In acknowledging that, I am of the view that the motion we pass should contain a clear commitment to establishing a truth commission that would go beyond the commission of investigation in its work. I welcome that several of the amendments contain such a commitment but there must also be minimum standards for such a commission. In particular, the survivors and those participating must have access to their own documentation. It is a cause of great frustration, anger and dismay that persons who have given testimony at the commission of investigation have not been allowed to access that testimony. It is also the case that many are frustrated that they are prevented from giving testimony in a manner which suits them. We need to offer people the option to give testimony or to participate in a truth commission in a manner that suits them, whether that is in public or in private, such as they desire. The survivors must be given discretion in that regard.

The other significant aspect of this motion, which has, to a large extent, been neglected in the debate, relates to the need to ensure that an injunction should be sought in respect of those sites on which there are potential unmarked graves or graves of which we are not aware. There should be a commitment from Government to prevent any interference with those sites. Government intervention is required to prevent any possible development of or interference with those sites that would infringe upon the possibility of examination and investigation in order to establish whether there are unmarked graves. There is a desire to find out more about a number of sites - Donnybrook, Bessborough and elsewhere - and the only motion that will contain a commitment in this regard is that which was originally tabled by my party. I call on those other parties that have tabled amendments to reconsider them because there needs to be a firm commitment from the State that it will not allow the truth relating to the locations and settings to which I refer to be interfered with or, potentially, destroyed or obscured. That is a very important point.

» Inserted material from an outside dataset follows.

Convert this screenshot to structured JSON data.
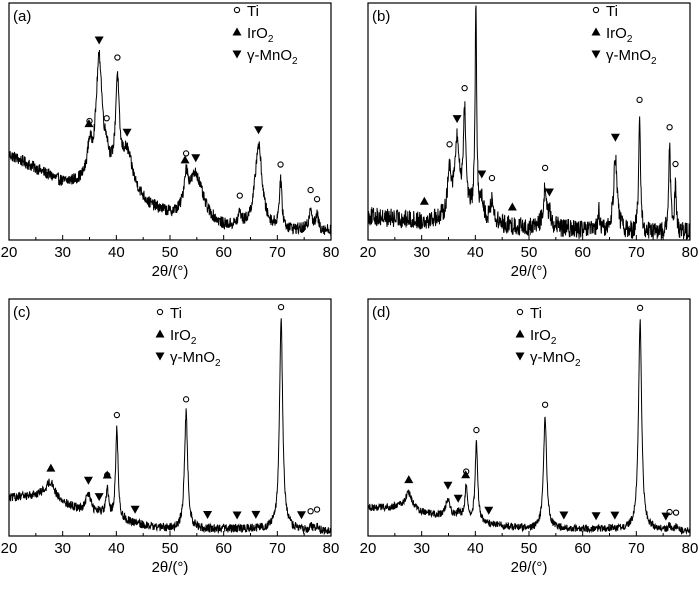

All contributions emphasised the need to listen to survivors. I agree with and wholeheartedly welcome all those contributions and that recognition. It is for this reason that my party proposed in its motion that an advisory committee made up of survivors should be established in order to guide the truth commission at every stage and that it be developed in consultation with survivors every step of the way.

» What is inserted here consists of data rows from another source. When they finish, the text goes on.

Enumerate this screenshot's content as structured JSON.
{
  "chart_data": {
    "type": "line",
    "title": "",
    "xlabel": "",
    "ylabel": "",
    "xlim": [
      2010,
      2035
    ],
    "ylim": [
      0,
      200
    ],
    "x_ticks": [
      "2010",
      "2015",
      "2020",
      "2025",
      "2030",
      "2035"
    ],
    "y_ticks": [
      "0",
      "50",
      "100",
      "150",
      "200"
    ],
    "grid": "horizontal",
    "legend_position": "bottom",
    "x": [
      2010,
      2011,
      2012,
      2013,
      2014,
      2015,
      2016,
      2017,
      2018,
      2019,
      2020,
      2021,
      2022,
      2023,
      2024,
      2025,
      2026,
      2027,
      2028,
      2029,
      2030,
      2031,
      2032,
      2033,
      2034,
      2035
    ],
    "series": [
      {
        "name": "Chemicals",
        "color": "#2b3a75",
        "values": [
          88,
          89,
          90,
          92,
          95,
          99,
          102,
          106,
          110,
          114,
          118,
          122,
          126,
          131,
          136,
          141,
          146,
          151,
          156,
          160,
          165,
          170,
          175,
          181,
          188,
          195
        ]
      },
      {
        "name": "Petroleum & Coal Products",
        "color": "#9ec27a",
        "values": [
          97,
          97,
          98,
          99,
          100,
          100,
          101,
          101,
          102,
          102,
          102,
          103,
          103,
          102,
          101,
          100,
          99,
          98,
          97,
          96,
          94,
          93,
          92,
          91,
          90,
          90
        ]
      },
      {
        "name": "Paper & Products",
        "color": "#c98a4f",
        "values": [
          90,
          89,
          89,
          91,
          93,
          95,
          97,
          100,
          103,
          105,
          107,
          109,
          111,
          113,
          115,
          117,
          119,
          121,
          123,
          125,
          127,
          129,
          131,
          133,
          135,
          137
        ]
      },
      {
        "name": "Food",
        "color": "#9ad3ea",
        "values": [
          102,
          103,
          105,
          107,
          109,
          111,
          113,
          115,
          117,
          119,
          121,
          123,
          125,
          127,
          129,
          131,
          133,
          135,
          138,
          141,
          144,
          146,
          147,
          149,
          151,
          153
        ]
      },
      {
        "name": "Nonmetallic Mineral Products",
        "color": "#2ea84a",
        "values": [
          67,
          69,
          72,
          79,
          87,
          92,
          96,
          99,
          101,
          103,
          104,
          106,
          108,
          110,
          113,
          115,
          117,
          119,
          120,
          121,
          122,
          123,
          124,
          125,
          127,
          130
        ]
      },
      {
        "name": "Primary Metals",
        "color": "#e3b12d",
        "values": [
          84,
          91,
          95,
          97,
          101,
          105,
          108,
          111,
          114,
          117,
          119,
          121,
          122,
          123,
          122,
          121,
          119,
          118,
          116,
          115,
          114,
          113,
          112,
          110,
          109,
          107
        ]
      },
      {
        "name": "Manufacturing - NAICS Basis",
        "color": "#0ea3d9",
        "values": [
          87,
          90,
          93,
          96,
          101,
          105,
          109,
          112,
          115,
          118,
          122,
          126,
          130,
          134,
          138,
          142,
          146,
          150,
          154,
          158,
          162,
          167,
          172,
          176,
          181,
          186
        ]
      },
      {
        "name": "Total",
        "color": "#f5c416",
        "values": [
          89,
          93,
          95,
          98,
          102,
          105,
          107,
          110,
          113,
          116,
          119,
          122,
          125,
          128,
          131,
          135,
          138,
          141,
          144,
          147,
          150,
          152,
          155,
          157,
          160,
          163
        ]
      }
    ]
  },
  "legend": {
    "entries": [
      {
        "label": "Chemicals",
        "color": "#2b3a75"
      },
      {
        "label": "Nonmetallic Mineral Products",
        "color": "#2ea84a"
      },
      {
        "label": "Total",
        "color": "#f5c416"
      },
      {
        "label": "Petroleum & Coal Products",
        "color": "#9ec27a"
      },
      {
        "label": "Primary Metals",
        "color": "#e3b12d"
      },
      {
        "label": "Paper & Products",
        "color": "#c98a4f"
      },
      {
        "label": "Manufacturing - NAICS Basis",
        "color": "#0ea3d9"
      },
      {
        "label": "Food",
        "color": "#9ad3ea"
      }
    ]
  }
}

I emphasise that many of the survivors are quite frustrated at this stage. It is worth noting that the truth commission and the commission of investigation, such as they have or may be delivered, are the fruit of many years of campaigning and work on the part of those survivors. There were times, I am sure, when it felt that nobody was listening but, through their own strength, resilience and determination, they achieved the establishment of a commission of investigation. I hope they can achieve much more. However, very many of them are quite frustrated with the commission of investigation as it stands. We will be letting them down and not recognising their frustration if we fail to commit not only to having the commission of investigation conclude its work but also to going far beyond that with a process which engages with them in a way that they can have full confidence in and which ensures that all survivors who had any dealings with any of the institutions involved will be included. We must also ensure that they have full access to their own documentation and testimony. They must be in a position to have full confidence and faith in the process.

Amendment put.

In accordance with Standing Order 70(2), the division is postponed until the weekly division time on Thursday, 23 March 2017.

The Dáil adjourned at 10.35 p.m. until 10 a.m. on Wednesday, 22 March 2016.